Headlights on the Highway of Life

Skel here,

What is faith, and how does one measure it? When do you know that your faith is not misplaced, what are you really believing in and for? I heard before that faith and knowing can be looked at as if your life is a highway, and you are in a car driving. Its easy to see when the day is bright and sunny, but when the evening comes it is time for the headlights. Those headlights will give you vision a few feet in front of you but not much else can really be seen. But if the road is good and signs displayed those headlights should be enough for you to get to your destination. This does seem to be like life in my observation. If I trust and belive that God already has my ending prepared and I simply have to get there, then i should have no problem only being able to see a few feet in front of me at a time.
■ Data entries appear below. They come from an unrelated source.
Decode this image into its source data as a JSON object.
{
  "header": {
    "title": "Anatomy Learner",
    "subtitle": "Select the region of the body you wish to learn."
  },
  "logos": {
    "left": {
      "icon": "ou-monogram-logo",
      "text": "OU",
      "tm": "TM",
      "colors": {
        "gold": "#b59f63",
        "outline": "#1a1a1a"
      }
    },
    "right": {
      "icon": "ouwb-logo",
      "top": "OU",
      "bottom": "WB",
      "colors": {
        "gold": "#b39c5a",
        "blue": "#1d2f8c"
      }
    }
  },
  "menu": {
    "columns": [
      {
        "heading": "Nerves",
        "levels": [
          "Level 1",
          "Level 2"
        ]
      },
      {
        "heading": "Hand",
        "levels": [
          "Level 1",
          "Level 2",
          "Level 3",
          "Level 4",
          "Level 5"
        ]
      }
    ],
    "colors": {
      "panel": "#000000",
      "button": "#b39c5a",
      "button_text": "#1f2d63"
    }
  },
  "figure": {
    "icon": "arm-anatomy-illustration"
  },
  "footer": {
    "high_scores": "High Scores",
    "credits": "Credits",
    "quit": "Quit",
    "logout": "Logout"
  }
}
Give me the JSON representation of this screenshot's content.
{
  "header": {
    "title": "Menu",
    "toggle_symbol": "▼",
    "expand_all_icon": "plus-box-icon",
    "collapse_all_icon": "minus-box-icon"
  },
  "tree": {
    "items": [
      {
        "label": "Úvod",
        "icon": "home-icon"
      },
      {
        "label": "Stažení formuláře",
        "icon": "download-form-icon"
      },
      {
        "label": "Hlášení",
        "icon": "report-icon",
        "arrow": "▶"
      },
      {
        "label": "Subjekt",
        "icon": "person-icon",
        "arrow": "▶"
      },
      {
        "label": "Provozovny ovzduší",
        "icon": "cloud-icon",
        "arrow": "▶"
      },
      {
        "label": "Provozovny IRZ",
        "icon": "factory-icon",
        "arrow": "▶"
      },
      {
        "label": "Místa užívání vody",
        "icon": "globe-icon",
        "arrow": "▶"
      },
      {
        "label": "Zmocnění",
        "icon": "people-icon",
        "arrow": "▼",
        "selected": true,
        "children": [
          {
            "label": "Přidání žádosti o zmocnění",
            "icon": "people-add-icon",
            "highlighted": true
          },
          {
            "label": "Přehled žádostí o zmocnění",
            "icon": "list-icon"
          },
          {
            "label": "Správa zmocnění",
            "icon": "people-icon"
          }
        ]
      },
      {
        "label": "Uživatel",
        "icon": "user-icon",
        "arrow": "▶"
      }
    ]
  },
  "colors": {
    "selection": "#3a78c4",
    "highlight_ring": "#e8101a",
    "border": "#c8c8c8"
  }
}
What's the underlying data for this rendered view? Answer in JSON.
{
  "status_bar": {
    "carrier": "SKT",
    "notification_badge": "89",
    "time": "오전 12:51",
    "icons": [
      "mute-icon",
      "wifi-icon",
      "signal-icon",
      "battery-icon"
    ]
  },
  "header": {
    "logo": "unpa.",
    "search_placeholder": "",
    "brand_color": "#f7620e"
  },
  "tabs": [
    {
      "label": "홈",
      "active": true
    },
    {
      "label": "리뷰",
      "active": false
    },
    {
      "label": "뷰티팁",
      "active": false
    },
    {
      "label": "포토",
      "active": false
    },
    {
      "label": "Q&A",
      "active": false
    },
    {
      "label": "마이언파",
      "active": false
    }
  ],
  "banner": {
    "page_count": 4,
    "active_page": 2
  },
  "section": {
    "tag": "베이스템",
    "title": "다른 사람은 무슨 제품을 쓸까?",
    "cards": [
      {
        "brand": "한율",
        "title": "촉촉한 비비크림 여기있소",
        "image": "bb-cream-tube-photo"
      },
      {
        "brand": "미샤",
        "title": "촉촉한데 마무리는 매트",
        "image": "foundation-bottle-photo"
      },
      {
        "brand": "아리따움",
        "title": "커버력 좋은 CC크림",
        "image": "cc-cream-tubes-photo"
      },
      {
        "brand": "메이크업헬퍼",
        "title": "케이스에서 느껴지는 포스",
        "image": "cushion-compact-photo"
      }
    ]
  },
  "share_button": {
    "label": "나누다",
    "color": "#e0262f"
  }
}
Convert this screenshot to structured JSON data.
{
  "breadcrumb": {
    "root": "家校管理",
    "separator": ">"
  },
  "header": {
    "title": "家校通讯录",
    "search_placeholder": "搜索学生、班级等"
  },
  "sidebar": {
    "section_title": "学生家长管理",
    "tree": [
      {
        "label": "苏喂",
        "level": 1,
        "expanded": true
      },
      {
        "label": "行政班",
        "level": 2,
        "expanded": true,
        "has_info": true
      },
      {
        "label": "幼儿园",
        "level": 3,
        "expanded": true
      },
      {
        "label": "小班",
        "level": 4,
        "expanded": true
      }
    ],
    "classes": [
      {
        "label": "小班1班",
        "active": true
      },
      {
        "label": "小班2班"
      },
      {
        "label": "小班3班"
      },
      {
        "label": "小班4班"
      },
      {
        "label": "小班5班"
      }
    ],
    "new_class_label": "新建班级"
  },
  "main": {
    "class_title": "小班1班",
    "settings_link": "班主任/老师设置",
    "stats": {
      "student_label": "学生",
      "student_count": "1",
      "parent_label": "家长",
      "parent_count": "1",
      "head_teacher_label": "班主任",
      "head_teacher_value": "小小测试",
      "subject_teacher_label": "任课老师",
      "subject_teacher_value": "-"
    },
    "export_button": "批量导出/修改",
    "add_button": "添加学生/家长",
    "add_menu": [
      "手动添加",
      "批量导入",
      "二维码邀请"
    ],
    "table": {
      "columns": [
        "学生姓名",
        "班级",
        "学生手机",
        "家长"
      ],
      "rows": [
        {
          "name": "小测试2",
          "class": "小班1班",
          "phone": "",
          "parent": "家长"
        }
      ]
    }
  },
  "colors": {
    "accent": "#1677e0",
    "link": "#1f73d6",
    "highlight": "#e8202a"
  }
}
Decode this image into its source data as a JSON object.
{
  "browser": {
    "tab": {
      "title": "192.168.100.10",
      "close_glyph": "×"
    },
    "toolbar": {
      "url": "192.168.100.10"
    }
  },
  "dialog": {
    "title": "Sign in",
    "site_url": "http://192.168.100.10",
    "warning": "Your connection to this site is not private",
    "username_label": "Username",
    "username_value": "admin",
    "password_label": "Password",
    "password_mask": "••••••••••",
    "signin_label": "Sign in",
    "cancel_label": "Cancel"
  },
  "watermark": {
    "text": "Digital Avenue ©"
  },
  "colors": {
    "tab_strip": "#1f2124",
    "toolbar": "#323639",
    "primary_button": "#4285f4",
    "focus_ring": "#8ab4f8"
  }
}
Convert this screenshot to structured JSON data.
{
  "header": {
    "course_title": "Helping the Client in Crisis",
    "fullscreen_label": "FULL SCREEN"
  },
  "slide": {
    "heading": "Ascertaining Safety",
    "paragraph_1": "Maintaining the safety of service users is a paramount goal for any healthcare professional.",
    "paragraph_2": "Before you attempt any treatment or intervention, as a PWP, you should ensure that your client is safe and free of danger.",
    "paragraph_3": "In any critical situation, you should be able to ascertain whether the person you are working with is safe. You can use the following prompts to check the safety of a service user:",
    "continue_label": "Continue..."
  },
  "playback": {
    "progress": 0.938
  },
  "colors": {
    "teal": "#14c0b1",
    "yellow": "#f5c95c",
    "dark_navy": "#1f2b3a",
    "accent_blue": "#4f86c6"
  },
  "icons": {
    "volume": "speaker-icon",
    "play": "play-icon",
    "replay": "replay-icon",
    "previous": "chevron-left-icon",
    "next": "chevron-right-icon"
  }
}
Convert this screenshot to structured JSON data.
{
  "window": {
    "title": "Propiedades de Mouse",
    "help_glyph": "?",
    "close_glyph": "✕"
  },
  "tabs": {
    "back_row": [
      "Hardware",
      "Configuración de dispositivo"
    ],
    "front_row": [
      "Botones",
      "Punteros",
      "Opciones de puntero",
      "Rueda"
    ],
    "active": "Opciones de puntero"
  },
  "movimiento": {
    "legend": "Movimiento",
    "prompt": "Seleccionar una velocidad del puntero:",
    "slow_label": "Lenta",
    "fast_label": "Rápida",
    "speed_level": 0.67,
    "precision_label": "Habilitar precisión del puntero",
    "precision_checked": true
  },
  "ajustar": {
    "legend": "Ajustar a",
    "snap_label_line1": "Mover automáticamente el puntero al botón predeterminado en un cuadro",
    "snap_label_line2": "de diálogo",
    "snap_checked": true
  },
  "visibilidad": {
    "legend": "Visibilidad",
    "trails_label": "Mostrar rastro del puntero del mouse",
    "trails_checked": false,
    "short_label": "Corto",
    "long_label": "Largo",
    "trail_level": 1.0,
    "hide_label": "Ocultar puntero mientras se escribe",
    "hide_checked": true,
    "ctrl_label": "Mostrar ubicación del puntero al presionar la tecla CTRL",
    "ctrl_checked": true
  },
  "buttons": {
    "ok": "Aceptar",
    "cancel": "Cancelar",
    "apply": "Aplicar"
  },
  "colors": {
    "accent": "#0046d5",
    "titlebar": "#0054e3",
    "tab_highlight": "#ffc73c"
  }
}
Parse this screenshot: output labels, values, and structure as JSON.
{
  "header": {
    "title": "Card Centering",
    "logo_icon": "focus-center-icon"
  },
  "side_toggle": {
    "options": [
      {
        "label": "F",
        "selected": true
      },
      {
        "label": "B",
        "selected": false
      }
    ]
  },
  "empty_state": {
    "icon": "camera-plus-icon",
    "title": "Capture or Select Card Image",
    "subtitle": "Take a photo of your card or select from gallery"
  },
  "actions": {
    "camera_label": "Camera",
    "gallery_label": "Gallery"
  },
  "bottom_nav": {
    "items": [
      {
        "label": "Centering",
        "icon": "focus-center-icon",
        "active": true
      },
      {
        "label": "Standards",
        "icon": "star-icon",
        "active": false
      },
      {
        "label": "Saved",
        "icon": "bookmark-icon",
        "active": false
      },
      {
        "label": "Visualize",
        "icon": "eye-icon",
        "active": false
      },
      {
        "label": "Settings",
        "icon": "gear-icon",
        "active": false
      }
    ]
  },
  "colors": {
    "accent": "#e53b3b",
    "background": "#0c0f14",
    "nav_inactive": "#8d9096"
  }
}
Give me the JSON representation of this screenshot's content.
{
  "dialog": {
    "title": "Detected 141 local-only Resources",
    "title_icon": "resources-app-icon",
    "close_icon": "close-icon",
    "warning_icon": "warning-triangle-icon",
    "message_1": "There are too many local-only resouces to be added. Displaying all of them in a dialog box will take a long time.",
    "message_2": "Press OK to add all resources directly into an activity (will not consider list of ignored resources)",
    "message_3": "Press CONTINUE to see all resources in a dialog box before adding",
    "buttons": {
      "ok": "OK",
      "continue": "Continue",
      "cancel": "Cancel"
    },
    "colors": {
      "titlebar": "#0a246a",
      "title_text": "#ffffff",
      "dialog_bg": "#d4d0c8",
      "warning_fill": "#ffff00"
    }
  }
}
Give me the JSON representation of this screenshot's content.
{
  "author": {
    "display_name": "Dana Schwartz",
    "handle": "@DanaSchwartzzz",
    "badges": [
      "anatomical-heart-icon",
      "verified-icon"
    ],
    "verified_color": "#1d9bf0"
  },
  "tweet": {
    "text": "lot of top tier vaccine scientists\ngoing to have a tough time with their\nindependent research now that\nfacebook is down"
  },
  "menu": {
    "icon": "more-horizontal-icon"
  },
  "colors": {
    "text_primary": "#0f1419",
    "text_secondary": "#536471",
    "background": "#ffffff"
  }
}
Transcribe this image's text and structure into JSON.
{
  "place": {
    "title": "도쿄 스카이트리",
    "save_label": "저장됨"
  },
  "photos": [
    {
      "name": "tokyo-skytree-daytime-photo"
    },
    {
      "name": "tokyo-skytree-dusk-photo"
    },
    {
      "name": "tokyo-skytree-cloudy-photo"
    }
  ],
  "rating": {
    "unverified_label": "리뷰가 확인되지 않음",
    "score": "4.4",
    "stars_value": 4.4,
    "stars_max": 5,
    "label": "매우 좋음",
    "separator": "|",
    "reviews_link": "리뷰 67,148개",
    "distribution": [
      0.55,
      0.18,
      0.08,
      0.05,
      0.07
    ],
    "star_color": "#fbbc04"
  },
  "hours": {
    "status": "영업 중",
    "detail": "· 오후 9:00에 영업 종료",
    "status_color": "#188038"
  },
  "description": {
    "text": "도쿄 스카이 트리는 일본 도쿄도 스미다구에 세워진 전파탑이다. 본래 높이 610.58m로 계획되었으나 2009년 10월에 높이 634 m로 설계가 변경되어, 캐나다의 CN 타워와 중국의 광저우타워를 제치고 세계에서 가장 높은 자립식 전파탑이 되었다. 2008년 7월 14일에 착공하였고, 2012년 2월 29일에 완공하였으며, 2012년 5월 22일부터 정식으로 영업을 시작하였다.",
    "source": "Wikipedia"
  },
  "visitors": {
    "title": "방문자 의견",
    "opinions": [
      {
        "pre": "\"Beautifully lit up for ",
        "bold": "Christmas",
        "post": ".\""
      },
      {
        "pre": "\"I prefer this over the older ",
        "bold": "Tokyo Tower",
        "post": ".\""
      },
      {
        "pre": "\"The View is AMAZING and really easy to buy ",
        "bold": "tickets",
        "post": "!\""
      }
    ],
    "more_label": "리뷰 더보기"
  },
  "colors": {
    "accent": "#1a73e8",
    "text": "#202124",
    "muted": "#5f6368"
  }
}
Ofcourse just like on a road this limited vision gets frustrating, but you continue to drive until you get to your destination and be happy and relieved that you have arrived.
I have begun the journey of new life. I have my past to refer to, God to guide me, and the faith that he will never leave me or forsake me. There have been more obsticles then I would have liked but how could I expect anything else. I am trying to make a turn around, I am trying to do better then I have been so, the enemy is angry. When I tell you he has thrown so much at me these last couple of days its not funny. But I am the man I say I am and GOD is most definately the great, gracious, and powerful Master, Lord, and King that HE says he is. Timidness is a fault I had not anticipated, but one that I am coming to grips with. I am new to this, everything works better in your head then in life. Its how an individual brings thoughts, dreams, and goals to life that sets them apart. I am tired of how things have been in my life, and made up in my mind to make a change. A change that has only been possible thus far because of God. He brought me a mighty long way, I am sure as I blog more more will come out, but he has done to much for me to doubt what he can do. So with that being said, I will continue on my way limited view and all. I know my destination is there and that I will reach it; does it really matter how fast??????